Two of the many more calls for Glass-Steagall emanating from Britain in the aftermath of the Barclays LIBOR scandal, invoke the model of Franklin Roosevelt, underscoring Lyndon LaRouche's contention that the endorsement of Glass-Steagall by the British financial elites is a message intended for him personally. In the first, Oxford physics Prof. Gerald Elliott, in a letter to the editor published in the Independent, suggests that Labour Party leader Ed Miliband announce that, as prime minister, he would at once bring in a British version of the Glass-Steagall Act. "When I lived in and worked in the U.S. in the 1960s, I could forget about runs on the bank, because the 1933 Roosevelt legislation ensured that the local bank where my salary resided could not speculate with my dollars," Elliott writes. "It also ensured that my local bank would have funds available to offer me a mortgage; it also had funds to support local industry." He notes that the bankers would not enjoy these restrictions on their "freedoms," and that Miliband would have to admit that Gordon Brown may have gotten it wrong, but "The prestige of Roosevelt is palpable and the history of the 70-plus years of financial stability after the Depression is compelling."

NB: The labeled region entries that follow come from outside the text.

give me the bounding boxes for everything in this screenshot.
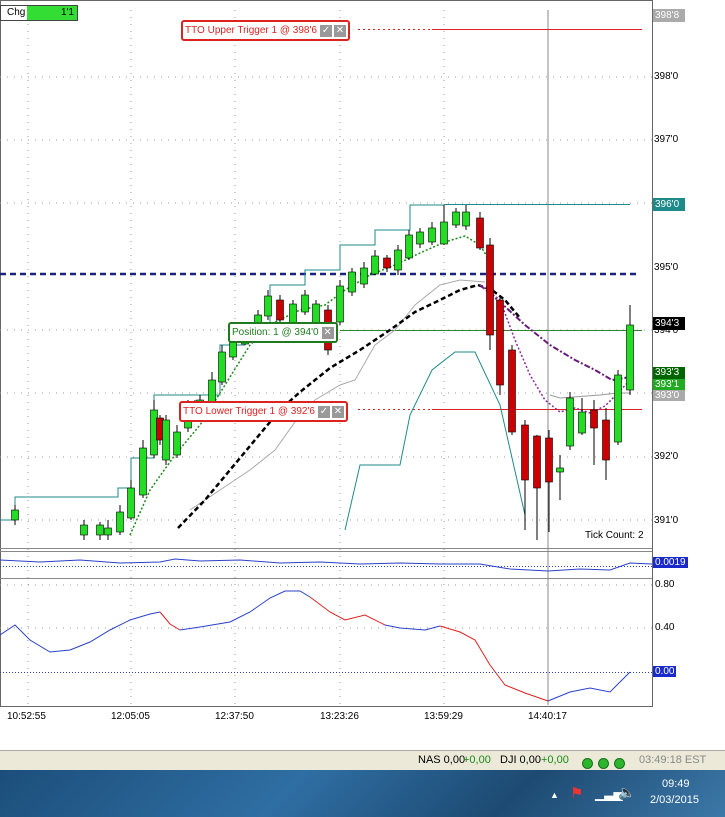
position-label: Position: 1 @ 394'0 <box>232 327 319 338</box>
candle-body <box>264 295 272 317</box>
price-axis-label: 397'0 <box>654 134 679 145</box>
bull-candle <box>566 392 574 450</box>
candle-body <box>218 351 226 383</box>
action-center-flag-icon[interactable]: ⚑ <box>570 784 583 802</box>
candle-body <box>416 231 424 245</box>
bull-candle <box>162 415 170 465</box>
show-hidden-icons-icon[interactable]: ▲ <box>550 790 559 800</box>
candle-body <box>139 447 147 496</box>
bull-candle <box>336 280 344 325</box>
bull-candle <box>139 440 147 498</box>
price-axis-label: 398'0 <box>654 71 679 82</box>
candle-body <box>533 435 541 489</box>
price-tag-high: 398'8 <box>653 9 685 22</box>
candle-body <box>96 524 104 536</box>
candle-body <box>428 227 436 243</box>
nas-label: NAS 0,00 <box>418 754 466 766</box>
candle-body <box>521 424 529 481</box>
bull-candle <box>614 370 622 445</box>
price-axis-label: 391'0 <box>654 515 679 526</box>
candle-body <box>394 249 402 271</box>
candle-body <box>590 409 598 429</box>
time-label: 13:23:26 <box>320 711 359 722</box>
nas-change: +0,00 <box>463 754 491 766</box>
bear-candle <box>486 238 494 350</box>
time-label: 10:52:55 <box>7 711 46 722</box>
candle-body <box>486 244 494 336</box>
candle-body <box>602 419 610 461</box>
candle-body <box>360 267 368 285</box>
candle-body <box>301 294 309 313</box>
candle-body <box>626 324 634 391</box>
chg-value: 1'1 <box>27 6 77 20</box>
candle-body <box>508 349 516 433</box>
close-icon[interactable]: ✕ <box>333 24 346 37</box>
candle-body <box>116 511 124 533</box>
oscillator-value-tag: 0.0019 <box>653 557 688 568</box>
time-label: 12:05:05 <box>111 711 150 722</box>
taskbar: ▲ ⚑ ▁▃▅ 🔈 09:49 2/03/2015 <box>0 770 725 817</box>
bear-candle <box>508 345 516 435</box>
chg-label: Chg <box>7 7 26 18</box>
bear-candle <box>496 295 504 395</box>
chart-window[interactable]: Chg 1'1 398'0 397'0 395'0 394'0 392'0 39… <box>0 0 725 750</box>
price-tag-bid: 393'3 <box>653 367 685 379</box>
close-icon[interactable]: ✕ <box>321 326 334 339</box>
candle-body <box>614 374 622 443</box>
price-axis-label: 395'0 <box>654 262 679 273</box>
time-label: 14:40:17 <box>528 711 567 722</box>
volume-icon[interactable]: 🔈 <box>618 784 635 801</box>
confirm-icon[interactable]: ✓ <box>319 24 332 37</box>
sub-axis-label: 0.80 <box>655 579 675 590</box>
dji-change: +0,00 <box>541 754 569 766</box>
sub-axis-label: 0.40 <box>655 622 675 633</box>
upper-trigger-order[interactable]: TTO Upper Trigger 1 @ 398'6 ✓ ✕ <box>181 20 350 41</box>
clock-date[interactable]: 2/03/2015 <box>650 794 699 806</box>
confirm-icon[interactable]: ✓ <box>317 405 330 418</box>
candle-body <box>545 437 553 483</box>
lower-trigger-label: TTO Lower Trigger 1 @ 392'6 <box>183 406 315 417</box>
candle-body <box>104 527 112 536</box>
candle-body <box>566 397 574 447</box>
price-tag-last: 394'3 <box>653 317 685 330</box>
status-bar: NAS 0,00 +0,00 DJI 0,00 +0,00 03:49:18 E… <box>0 750 725 771</box>
close-icon[interactable]: ✕ <box>331 405 344 418</box>
candle-body <box>80 524 88 536</box>
candle-body <box>348 271 356 293</box>
time-label: 13:59:29 <box>424 711 463 722</box>
tick-count: Tick Count: 2 <box>585 530 644 541</box>
time-label: 12:37:50 <box>215 711 254 722</box>
clock-time[interactable]: 09:49 <box>662 778 690 790</box>
upper-trigger-label: TTO Upper Trigger 1 @ 398'6 <box>185 25 317 36</box>
candle-body <box>173 431 181 456</box>
candle-body <box>452 211 460 226</box>
candle-body <box>476 217 484 249</box>
chg-indicator: Chg 1'1 <box>0 5 78 21</box>
status-time: 03:49:18 EST <box>639 754 707 766</box>
bull-candle <box>348 268 356 296</box>
position-order[interactable]: Position: 1 @ 394'0 ✕ <box>228 322 338 343</box>
candle-body <box>162 419 170 461</box>
price-tag-level: 396'0 <box>653 198 685 211</box>
candle-body <box>496 299 504 386</box>
dji-label: DJI 0,00 <box>500 754 541 766</box>
candle-body <box>405 234 413 259</box>
candle-body <box>336 285 344 323</box>
candle-body <box>276 299 284 321</box>
sub-axis-tag: 0.00 <box>653 666 677 677</box>
price-tag-low: 393'0 <box>653 390 685 401</box>
candle-body <box>556 467 564 473</box>
candle-body <box>578 411 586 434</box>
candle-body <box>371 255 379 275</box>
price-chart[interactable] <box>0 0 725 750</box>
candle-body <box>127 487 135 519</box>
price-axis-label: 392'0 <box>654 451 679 462</box>
candle-body <box>440 221 448 245</box>
candle-body <box>383 257 391 269</box>
candle-body <box>462 211 470 227</box>
candle-body <box>11 509 19 521</box>
lower-trigger-order[interactable]: TTO Lower Trigger 1 @ 392'6 ✓ ✕ <box>179 401 348 422</box>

Equally interesting is the Daily Mail's Dominick Sandbrook's call for Glass-Steagall. Though couched in Tory nostalgia for the old Empire, he also invokes FDR as a "good model" to follow. "When he became U.S. President in 1933, the economy was in ruins and there seemed a genuine chance that an anti-capitalist demagogue might capture the imagination of the American people.

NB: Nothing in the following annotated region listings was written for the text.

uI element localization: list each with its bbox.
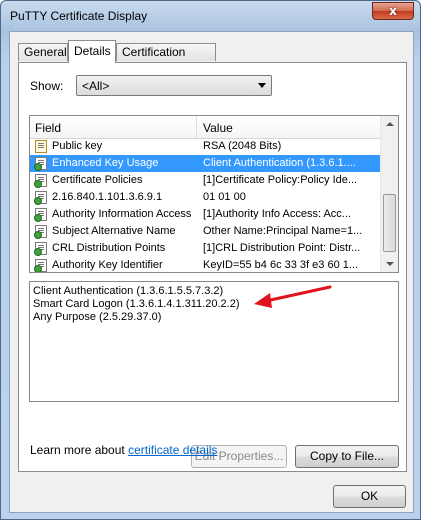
scroll-thumb[interactable] <box>383 194 396 252</box>
close-button[interactable]: x <box>372 2 414 20</box>
show-dropdown-value: <All> <box>82 79 110 93</box>
learn-more-text: Learn more about certificate details <box>30 443 217 457</box>
row-field: Enhanced Key Usage <box>52 157 159 169</box>
show-dropdown[interactable]: <All> <box>76 75 272 96</box>
tab-general[interactable]: General <box>18 43 68 61</box>
column-header-value[interactable]: Value <box>203 121 233 135</box>
row-value: Client Authentication (1.3.6.1.... <box>203 157 356 169</box>
list-row-authority-information-access[interactable]: Authority Information Access [1]Authorit… <box>30 206 382 223</box>
list-header: Field Value <box>30 116 382 139</box>
row-value: [1]Authority Info Access: Acc... <box>203 208 351 220</box>
row-field: CRL Distribution Points <box>52 242 166 254</box>
certificate-extension-icon <box>34 191 47 205</box>
list-row-crl-distribution-points[interactable]: CRL Distribution Points [1]CRL Distribut… <box>30 240 382 257</box>
field-list[interactable]: Field Value Public key RSA (2048 Bits) E… <box>29 115 399 273</box>
list-row-authority-key-identifier[interactable]: Authority Key Identifier KeyID=55 b4 6c … <box>30 257 382 272</box>
chevron-down-icon[interactable] <box>258 83 266 88</box>
list-row-subject-alternative-name[interactable]: Subject Alternative Name Other Name:Prin… <box>30 223 382 240</box>
window-title: PuTTY Certificate Display <box>10 9 148 23</box>
certificate-extension-icon <box>34 242 47 256</box>
learn-more-prefix: Learn more about <box>30 443 129 457</box>
list-row-certificate-policies[interactable]: Certificate Policies [1]Certificate Poli… <box>30 172 382 189</box>
copy-to-file-button[interactable]: Copy to File... <box>295 445 399 468</box>
list-row-public-key[interactable]: Public key RSA (2048 Bits) <box>30 138 382 155</box>
column-header-field[interactable]: Field <box>35 121 61 135</box>
certificate-extension-icon <box>34 208 47 222</box>
row-value: [1]CRL Distribution Point: Distr... <box>203 242 361 254</box>
row-field: 2.16.840.1.101.3.6.9.1 <box>52 191 163 203</box>
detail-line: Client Authentication (1.3.6.1.5.5.7.3.2… <box>33 285 224 297</box>
row-field: Public key <box>52 140 103 152</box>
detail-line: Any Purpose (2.5.29.37.0) <box>33 311 162 323</box>
certificate-dialog-window: PuTTY Certificate Display x General Deta… <box>0 0 421 520</box>
show-label: Show: <box>30 79 64 93</box>
certificate-extension-icon <box>34 259 47 272</box>
certificate-extension-icon <box>34 225 47 239</box>
red-arrow-annotation <box>254 285 332 308</box>
row-field: Subject Alternative Name <box>52 225 176 237</box>
certificate-extension-icon <box>34 174 47 188</box>
scroll-down-icon[interactable] <box>382 256 397 272</box>
close-icon: x <box>389 4 397 18</box>
row-field: Authority Key Identifier <box>52 259 163 271</box>
tab-details[interactable]: Details <box>68 40 116 63</box>
ok-button[interactable]: OK <box>333 485 406 508</box>
list-scrollbar[interactable] <box>380 116 398 272</box>
certificate-extension-icon <box>34 157 47 171</box>
list-rows: Public key RSA (2048 Bits) Enhanced Key … <box>30 138 382 272</box>
certificate-field-icon <box>35 140 47 153</box>
list-row-oid-extension[interactable]: 2.16.840.1.101.3.6.9.1 01 01 00 <box>30 189 382 206</box>
details-panel: Show: <All> Field Value Public key RSA (… <box>18 62 407 472</box>
row-field: Certificate Policies <box>52 174 143 186</box>
field-detail-textbox[interactable]: Client Authentication (1.3.6.1.5.5.7.3.2… <box>29 281 399 402</box>
row-value: 01 01 00 <box>203 191 246 203</box>
dialog-body: General Details Certification Path Show:… <box>9 31 414 513</box>
column-divider[interactable] <box>196 116 197 138</box>
row-value: RSA (2048 Bits) <box>203 140 282 152</box>
row-value: Other Name:Principal Name=1... <box>203 225 363 237</box>
title-bar[interactable]: PuTTY Certificate Display x <box>1 1 420 31</box>
tab-certification-path[interactable]: Certification Path <box>116 43 216 75</box>
row-field: Authority Information Access <box>52 208 192 220</box>
certificate-details-link[interactable]: certificate details <box>128 443 217 457</box>
row-value: KeyID=55 b4 6c 33 3f e3 60 1... <box>203 259 359 271</box>
detail-line: Smart Card Logon (1.3.6.1.4.1.311.20.2.2… <box>33 298 240 310</box>
scroll-up-icon[interactable] <box>382 116 397 132</box>
list-row-enhanced-key-usage[interactable]: Enhanced Key Usage Client Authentication… <box>30 155 382 172</box>
row-value: [1]Certificate Policy:Policy Ide... <box>203 174 358 186</box>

"Roosevelt's historic contribution was to rekindle ordinary people's faith in capitalism. As soon as he took office, he passed the Glass-Steagall Banking Act, limiting excessive bank speculation and effectively insuring most people's bank deposits. A year later, he set up the Securities and Exchange Commission (SEC) to end the culture of corporate abuses in the stock market.
"Not surprisingly, there were howls of outrage from Wall Street. But in the following decades, many of its excesses having been eliminated, Western capitalism boomed, allowing ordinary Americans to enjoy the new comforts of an affluent society."
Liam Halligan, in a July 7 column in the Daily Telegraph, doesn't invoke FDR, but does note that "Finally, a head of steam is building" for a proper division between investment and commercial banking, and proceeds to list the names of prominent bankers and economists who have joined the call for the Glass-Steagall reform of British banking. Among them are former Citigroup chairman John Reed; former Labour City Minister Lord Myners; Professor John Kay, "one of the U.K.'s few world-class academic economists, backs Glass-Steagall;" as does Terry Smith, "a City businessman with a well-deserved reputation for being proved right on the big financial issues"; and the late Sir Brian Pitman, "one of the legends of U.K. retail banking, used his last ever newspaper interview ... to make the case for Glass-Steagall."
Finally, Financial Times columnist Matthew Vincent, in a column posted on July 6, caustically takes down the investment bankers' arguments against Glass-Steagall. "'We will be less able to compete.' Good—competition has done nothing for customers. 'It will damage London as a financial center.' No, it won't—it will just make houses more affordable. 'We won't be able to attract the talent.' I'm sure you will, if you hang around the gates of Ford Open Prison long enough." Ford Open Prison, Wikipedia tells us, is notorious for easy escapes of violent criminals.